After two successive years of more than 20% gains for the S&P 500 — an achievement not seen since the late 1990s — Wall Street strategists anticipate a slower pace of gains for 2025. The S&P 500 was up about 24% in 2023 and 23.3% in 2024. Meanwhile, the Dow Jones and the Nasdaq gained 12.9% and 28.6%, respectively, in 2024.
Cooling inflation, a dovish Fed, an AI boom, a tech rally and improvement in corporate earnings have led the key Wall Street stock index to log more than 20% gains in back-to-back years. But will the rally continue in 2025?
Strong earnings across a broad range of companies and resilient U.S. economic growth are expected to support continued market gains in 2025. However, strategists warn of heightened volatility amid uncertainties surrounding Fed rate cuts and potential policy changes under a new Donald Trump administration.
“Bull markets can, will, and should slow their pace from time to time,” noted BMO Capital Markets chief investment strategist Brian Belski in his 2025 outlook. “This period of digestion accentuates the health of the underlying secular bull,” as quoted on Yahoo Finance.

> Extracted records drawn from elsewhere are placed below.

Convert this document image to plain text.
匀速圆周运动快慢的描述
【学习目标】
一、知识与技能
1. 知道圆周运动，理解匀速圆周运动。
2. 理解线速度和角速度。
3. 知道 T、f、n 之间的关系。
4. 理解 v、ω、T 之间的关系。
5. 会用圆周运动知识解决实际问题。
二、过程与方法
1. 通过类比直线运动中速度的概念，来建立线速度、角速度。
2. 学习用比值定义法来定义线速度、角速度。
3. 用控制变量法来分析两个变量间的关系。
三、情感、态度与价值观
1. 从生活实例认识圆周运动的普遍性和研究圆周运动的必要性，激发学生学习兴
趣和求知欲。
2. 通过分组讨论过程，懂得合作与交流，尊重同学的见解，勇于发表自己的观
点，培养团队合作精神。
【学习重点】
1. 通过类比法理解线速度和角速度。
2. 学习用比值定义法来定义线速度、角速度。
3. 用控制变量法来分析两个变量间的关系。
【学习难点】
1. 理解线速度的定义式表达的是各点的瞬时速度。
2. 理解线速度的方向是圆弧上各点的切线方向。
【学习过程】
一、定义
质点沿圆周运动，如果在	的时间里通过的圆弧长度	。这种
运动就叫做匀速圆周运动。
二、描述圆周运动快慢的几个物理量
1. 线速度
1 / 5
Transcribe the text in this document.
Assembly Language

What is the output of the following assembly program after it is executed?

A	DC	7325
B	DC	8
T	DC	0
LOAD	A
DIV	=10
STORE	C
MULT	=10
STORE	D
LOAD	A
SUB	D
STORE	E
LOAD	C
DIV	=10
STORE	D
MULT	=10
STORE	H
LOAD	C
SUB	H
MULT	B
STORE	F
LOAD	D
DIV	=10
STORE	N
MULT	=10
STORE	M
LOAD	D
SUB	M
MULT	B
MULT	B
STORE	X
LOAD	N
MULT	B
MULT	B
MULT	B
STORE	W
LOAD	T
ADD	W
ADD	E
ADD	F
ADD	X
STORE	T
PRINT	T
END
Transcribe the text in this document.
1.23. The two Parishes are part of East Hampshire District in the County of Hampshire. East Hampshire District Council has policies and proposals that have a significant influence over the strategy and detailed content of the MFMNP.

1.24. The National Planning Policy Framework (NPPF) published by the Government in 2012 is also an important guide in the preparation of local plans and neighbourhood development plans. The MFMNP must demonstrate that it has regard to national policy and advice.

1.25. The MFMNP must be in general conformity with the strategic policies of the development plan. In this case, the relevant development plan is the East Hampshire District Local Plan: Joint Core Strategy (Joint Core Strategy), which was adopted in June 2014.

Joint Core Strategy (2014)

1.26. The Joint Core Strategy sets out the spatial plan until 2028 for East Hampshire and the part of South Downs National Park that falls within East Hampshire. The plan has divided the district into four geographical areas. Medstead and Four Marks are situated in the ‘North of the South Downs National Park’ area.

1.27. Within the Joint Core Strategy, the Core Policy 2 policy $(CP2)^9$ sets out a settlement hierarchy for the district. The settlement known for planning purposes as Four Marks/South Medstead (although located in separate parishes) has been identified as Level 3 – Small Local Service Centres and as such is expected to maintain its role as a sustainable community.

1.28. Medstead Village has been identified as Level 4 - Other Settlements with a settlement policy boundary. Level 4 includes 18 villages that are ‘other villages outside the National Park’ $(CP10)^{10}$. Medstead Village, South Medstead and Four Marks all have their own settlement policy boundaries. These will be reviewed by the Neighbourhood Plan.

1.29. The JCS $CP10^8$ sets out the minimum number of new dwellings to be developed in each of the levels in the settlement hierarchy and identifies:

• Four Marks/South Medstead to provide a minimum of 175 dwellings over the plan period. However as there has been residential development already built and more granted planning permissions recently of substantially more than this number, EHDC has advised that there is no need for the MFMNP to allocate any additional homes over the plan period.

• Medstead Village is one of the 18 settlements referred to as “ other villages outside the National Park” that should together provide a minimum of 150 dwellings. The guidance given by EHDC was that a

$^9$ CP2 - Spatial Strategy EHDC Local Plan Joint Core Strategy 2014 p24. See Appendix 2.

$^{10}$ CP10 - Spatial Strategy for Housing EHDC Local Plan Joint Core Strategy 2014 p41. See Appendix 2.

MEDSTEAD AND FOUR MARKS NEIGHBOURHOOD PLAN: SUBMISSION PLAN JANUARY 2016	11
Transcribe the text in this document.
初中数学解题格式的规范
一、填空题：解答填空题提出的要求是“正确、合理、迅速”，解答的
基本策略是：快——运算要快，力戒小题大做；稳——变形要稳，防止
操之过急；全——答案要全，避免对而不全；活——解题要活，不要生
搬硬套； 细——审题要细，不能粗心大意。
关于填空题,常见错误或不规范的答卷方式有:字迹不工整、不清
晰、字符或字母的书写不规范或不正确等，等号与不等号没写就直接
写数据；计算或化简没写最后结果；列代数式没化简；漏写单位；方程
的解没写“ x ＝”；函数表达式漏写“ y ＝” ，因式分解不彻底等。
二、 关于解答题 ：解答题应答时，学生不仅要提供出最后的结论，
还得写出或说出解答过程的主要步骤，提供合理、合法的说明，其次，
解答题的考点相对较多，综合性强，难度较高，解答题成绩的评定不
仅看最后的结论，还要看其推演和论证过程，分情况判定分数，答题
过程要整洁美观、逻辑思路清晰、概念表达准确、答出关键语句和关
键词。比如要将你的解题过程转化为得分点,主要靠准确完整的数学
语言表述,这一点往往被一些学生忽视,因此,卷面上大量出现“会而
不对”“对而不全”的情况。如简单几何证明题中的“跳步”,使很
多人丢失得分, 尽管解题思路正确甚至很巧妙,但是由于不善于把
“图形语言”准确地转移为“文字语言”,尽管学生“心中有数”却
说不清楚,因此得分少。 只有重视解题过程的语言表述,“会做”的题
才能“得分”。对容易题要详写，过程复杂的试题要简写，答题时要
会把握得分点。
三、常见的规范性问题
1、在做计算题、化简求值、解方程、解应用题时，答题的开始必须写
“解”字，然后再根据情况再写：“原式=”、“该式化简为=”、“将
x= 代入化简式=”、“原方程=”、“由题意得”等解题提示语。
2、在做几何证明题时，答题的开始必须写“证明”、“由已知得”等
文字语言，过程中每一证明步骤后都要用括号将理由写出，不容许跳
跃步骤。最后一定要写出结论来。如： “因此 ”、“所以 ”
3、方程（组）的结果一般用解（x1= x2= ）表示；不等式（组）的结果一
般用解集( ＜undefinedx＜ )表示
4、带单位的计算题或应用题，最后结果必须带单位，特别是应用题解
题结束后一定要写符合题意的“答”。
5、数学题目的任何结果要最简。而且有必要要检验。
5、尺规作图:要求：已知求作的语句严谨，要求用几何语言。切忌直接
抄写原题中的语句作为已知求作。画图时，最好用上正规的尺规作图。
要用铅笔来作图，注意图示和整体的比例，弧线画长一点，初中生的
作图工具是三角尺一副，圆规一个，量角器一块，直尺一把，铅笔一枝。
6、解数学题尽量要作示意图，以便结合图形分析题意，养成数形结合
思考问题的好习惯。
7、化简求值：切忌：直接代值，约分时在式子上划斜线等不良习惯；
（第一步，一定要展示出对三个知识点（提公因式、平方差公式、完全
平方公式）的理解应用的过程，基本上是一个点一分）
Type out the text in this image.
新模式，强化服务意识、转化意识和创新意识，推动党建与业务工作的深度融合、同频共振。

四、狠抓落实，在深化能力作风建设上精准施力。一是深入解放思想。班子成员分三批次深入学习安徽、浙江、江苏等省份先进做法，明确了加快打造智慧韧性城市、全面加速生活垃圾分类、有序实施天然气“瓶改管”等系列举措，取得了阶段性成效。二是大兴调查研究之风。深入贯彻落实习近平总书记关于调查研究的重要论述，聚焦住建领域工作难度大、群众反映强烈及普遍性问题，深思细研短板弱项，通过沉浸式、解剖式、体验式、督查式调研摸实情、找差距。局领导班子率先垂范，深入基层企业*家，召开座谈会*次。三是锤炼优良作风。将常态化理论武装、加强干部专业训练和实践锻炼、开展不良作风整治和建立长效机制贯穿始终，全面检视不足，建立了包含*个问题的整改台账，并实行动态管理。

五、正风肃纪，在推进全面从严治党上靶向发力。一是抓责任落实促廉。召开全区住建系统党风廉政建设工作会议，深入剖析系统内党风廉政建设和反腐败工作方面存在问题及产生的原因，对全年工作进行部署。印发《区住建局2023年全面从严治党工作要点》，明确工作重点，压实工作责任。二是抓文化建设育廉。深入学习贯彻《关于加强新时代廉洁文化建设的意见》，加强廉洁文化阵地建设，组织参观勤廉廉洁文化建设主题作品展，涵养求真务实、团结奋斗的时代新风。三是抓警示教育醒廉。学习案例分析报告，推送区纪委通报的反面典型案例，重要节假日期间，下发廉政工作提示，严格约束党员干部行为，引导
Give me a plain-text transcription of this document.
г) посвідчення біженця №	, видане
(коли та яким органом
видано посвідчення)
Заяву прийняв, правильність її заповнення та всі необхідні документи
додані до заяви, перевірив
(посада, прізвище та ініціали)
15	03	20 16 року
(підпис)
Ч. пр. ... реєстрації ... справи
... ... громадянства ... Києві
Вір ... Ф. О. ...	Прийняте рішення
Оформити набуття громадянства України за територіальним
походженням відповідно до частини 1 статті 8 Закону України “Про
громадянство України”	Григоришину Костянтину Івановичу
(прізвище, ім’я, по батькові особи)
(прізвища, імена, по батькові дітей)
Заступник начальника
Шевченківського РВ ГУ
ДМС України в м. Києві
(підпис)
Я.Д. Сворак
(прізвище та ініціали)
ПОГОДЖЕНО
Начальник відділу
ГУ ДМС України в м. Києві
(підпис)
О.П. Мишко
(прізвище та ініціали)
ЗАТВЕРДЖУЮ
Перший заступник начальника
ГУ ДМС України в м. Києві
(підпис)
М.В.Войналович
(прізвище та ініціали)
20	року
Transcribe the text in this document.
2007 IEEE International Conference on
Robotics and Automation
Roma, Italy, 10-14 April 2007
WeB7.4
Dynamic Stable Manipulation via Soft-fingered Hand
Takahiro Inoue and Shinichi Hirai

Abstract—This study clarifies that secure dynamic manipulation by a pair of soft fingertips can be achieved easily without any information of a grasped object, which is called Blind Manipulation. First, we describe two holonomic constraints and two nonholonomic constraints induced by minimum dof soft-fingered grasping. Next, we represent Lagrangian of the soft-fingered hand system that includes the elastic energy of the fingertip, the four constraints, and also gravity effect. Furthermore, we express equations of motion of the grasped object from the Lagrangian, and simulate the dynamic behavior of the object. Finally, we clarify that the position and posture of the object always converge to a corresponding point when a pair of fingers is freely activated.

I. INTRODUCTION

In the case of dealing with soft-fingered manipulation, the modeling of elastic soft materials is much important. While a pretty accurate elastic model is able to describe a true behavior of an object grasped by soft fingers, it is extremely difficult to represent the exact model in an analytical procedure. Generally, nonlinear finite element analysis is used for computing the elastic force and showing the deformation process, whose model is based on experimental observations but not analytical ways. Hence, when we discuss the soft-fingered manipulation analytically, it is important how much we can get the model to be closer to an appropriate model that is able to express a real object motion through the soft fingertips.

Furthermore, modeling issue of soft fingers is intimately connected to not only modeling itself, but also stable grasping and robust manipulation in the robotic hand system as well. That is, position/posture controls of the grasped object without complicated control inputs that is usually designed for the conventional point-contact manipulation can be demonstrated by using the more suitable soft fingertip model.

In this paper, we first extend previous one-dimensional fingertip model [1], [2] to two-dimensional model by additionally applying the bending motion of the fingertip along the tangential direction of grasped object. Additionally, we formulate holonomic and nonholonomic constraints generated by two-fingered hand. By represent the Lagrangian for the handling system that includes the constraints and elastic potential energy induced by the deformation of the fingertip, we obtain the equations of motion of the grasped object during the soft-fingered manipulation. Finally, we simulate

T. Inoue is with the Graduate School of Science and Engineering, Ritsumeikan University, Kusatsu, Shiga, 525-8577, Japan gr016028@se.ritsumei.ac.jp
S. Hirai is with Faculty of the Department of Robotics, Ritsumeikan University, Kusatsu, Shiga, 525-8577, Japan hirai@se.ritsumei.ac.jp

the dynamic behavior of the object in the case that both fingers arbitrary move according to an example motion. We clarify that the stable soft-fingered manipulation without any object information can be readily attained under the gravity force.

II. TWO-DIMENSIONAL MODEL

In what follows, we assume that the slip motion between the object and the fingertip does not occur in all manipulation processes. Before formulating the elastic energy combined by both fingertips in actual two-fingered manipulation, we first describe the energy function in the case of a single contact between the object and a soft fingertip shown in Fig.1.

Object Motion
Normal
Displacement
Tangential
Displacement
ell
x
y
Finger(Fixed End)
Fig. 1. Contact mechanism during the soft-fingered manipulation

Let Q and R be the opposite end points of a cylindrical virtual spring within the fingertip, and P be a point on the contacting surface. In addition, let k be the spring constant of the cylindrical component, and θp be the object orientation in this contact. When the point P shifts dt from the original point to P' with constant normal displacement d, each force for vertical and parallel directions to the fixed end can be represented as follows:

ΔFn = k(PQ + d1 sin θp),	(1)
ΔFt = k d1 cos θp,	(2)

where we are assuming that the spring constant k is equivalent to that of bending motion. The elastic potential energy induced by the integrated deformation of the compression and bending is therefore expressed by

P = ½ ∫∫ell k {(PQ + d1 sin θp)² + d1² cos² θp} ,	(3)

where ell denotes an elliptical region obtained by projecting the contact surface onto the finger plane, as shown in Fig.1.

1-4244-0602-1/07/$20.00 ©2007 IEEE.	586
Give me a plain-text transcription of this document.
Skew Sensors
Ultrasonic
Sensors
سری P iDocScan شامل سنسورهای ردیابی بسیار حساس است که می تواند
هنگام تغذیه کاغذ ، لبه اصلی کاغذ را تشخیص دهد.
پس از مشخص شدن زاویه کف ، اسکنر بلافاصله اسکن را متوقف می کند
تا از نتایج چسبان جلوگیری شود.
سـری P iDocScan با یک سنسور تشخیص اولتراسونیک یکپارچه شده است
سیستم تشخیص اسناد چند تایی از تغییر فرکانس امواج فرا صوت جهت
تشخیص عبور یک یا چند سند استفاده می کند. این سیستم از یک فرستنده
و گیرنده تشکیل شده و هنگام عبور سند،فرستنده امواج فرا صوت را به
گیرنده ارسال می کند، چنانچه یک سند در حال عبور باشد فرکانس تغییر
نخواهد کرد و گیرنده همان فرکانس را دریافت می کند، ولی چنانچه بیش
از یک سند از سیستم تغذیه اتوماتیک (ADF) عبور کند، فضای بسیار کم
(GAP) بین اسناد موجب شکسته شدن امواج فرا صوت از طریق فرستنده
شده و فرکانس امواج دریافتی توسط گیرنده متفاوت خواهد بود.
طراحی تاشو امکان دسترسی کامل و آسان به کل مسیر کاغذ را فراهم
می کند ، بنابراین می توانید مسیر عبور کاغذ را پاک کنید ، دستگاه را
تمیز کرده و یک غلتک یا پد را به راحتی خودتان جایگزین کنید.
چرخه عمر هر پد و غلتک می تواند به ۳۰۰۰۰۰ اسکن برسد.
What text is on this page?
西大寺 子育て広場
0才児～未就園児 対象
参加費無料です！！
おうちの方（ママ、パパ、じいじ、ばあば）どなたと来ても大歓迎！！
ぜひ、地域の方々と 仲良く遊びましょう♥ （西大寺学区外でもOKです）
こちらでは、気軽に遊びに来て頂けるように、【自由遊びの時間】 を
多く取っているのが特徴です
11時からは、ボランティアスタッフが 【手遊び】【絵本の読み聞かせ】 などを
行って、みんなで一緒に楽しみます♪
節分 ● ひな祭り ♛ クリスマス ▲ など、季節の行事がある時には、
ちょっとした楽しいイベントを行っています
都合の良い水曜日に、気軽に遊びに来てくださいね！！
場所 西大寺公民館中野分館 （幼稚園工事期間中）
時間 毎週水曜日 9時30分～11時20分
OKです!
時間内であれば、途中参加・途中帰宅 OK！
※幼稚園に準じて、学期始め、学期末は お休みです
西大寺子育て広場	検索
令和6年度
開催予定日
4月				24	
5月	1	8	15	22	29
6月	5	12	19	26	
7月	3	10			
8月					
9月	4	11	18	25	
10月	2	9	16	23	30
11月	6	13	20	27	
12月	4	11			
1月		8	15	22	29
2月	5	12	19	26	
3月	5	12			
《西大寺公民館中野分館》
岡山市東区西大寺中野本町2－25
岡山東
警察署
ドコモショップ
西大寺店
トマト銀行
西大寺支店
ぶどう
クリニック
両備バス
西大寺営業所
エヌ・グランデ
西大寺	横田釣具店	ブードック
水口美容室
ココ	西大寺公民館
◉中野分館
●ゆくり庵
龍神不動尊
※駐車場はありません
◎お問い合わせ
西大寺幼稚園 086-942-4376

BMO Capital also noted that year three of a bull market typically yields returns below the gains of the first two years and underperforms the historical average return for the S&P 500. Belski predicts a year-end target of 6,700 for the S&P 500, implying a 9.8% gain for 2025, which aligns with the index’s historical average return.
The median target among strategists is slightly lower at 6,600, with projections ranging from Oppenheimer’s bullish 7,100 to Stifel’s bearish “mid-5000s” call (read: What Lies Ahead for S&P 500 ETFs in 2025?).
While the “Magnificent Seven” tech stocks — Apple AAPL, Alphabet (GOOGL, GOOG), Microsoft MSFT, Amazon AMZN, Meta META, Tesla TSLA, and NVIDIA NVDA — drove much of 2024’s gains, their dominance is expected to moderate in 2025.
Earnings growth for these seven companies outdid the rest of the S&P 500 in 2024, but this margin is projected to narrow significantly in 2025. Goldman Sachs’ chief U.S. equity strategist David Kostin suggests that this shift could lead to more balanced performance across the broader market, as quoted on Yahoo Finance.
Strategists are optimistic about U.S. economic growth in 2025, with projections exceeding the Bloomberg consensus of 2.1% GDP growth. Lori Calvasina of RBC Capital Markets believes robust GDP growth could shift investor focus from growth to value stocks. Bank of America’s Savita Subramanian similarly favors “GDP-sensitive companies,” recommending overweight positions in Financials, Consumer Discretionary, Materials, Real Estate, and Utilities, as quoted on Yahoo Finance.